Why import essential minerals from China when we can mine them ourselves?

There’s a lot of scary news about United States-China relations these days. Perhaps the scariest news is the realization that from healthcare equipment to essential minerals, many of the supply chains our national security and economy depend on are controlled by China. The COVID-19 pandemic has shown that America is in a vulnerable position.

For years, concerns over offshoring and China’s grip on critical industries were dismissed with arguments that cheaper products produced overseas were beneficial for consumers and businesses. That argument has now been questioned as the nation found itself short of ventilators, personal protective equipment, and drugs needed to combat the pandemic and not enough domestic manufacturing capacity to meet our needs.

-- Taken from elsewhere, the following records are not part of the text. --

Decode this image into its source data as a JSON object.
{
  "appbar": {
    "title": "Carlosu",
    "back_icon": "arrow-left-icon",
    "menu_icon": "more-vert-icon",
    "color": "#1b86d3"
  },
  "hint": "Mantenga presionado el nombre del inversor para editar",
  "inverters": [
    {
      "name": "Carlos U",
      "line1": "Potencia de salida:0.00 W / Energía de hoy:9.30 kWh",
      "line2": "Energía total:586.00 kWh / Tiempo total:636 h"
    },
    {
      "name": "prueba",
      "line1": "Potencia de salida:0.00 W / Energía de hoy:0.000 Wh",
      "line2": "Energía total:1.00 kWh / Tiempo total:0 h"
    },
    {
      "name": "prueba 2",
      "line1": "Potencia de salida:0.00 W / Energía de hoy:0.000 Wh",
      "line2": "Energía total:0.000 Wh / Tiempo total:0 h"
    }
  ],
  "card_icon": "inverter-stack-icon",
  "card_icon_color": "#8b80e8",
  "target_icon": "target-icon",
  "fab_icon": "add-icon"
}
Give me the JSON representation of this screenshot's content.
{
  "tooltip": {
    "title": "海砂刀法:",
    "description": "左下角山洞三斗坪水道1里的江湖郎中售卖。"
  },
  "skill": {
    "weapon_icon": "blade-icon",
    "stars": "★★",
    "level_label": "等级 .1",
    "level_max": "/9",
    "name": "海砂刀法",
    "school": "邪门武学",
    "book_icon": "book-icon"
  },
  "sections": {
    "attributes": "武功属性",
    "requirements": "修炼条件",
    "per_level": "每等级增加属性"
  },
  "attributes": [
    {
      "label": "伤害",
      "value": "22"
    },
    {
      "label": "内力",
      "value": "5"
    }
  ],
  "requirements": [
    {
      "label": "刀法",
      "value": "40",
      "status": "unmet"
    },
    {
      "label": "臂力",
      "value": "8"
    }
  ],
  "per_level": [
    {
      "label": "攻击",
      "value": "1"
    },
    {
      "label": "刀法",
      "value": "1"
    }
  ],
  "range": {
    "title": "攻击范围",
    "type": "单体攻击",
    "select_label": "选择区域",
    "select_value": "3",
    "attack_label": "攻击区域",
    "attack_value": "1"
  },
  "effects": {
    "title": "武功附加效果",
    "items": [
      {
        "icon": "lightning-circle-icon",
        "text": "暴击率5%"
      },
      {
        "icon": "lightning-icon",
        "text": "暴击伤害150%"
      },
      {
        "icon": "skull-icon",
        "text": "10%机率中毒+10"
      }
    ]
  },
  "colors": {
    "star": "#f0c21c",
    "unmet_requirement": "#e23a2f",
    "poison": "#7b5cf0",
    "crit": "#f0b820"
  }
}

As startling as the erosion of U.S. healthcare supply chains has been, U.S. dependence on minerals imports and China’s control of mineral markets is even more alarming.

We are completely import-dependent on 18 minerals and import-reliant on 50 minerals critical to the manufacture of strategic weapons systems and high-tech consumer products. Among the most important are lithium, a component of batteries for portable consumer electronic devices and electric vehicles, and rare earths, a class of 16 minerals crucial for defense systems such as night vision goggles, advanced military aircraft, and laser-guided weapons.

China dominates the markets for both lithium and rare earths. China or Chinese companies control key mineral resources around the world.

The Department of Defense uses 750,000 tons of minerals and metals each year, and an increasing amount comes from overseas. China is the sole supplier of many. Beijing has slowly been dominating the world production of key minerals.

Take lithium. Relatively little lithium is produced in China, but a Chinese company, Tianqi Lithium, effectively controls nearly half of the world’s lithium production. China has turned into the global hub for the processing of minerals, such as lithium, into the compounds that are then used in manufactured goods. It’s often the case that if you want access to essential minerals and metals, you might have to relocate your industry to China to get them.

What can be done to break China’s grip on minerals and do it without harming our economy?

Ramping up the mining of domestic resources is the obvious answer. After all, the U.S. is rich in minerals, with reserves estimated at more than $6 trillion. Why can’t the U.S. mining industry just do it? In large part, the answer is that self-imposed regulatory obstacles have made it so expensive and cumbersome to open a new U.S. mine, domestic mining investment has been eroding despite our vast mineral reserves.

Furthermore, U.S. manufacturers, fighting to stay competitive, have often turned to Chinese minerals and metals or relocated to China to obtain lower-priced inputs. In other words, we have disincentivized domestic production while failing to incentivize the establishment of homegrown supply chains.

Fortunately, there are two pieces of critical legislation aimed at both of these problems. The American Minerals Security Act would improve mine permitting and reduce unnecessary barriers to greater production. Obtaining a mine permit in the U.S. takes an average of seven years and often stretches past a decade. In Canada and Australia, countries with similar environmental standards, it takes just two to three years. We can do better. In addition, the Securing American Minerals Supply Chain Act would provide domestic manufacturers with incentives to use minerals produced here. Both pieces of legislation deserve strong bipartisan support.

Improving the competitiveness of the U.S. mining sector would provide a triple benefit: greater minerals security, more mining jobs and tax revenue, and a boost in manufacturing. Breaking China’s domination of strategic industries, such as mining, is a serious concern. China’s position keeps growing stronger while ours weakens. This is a predicament largely of our own policy failures; now is the time to take decisive action to fix it.

Mark J. Perry is a professor of economics at the Flint campus of the University of Michigan and scholar at the American Enterprise Institute.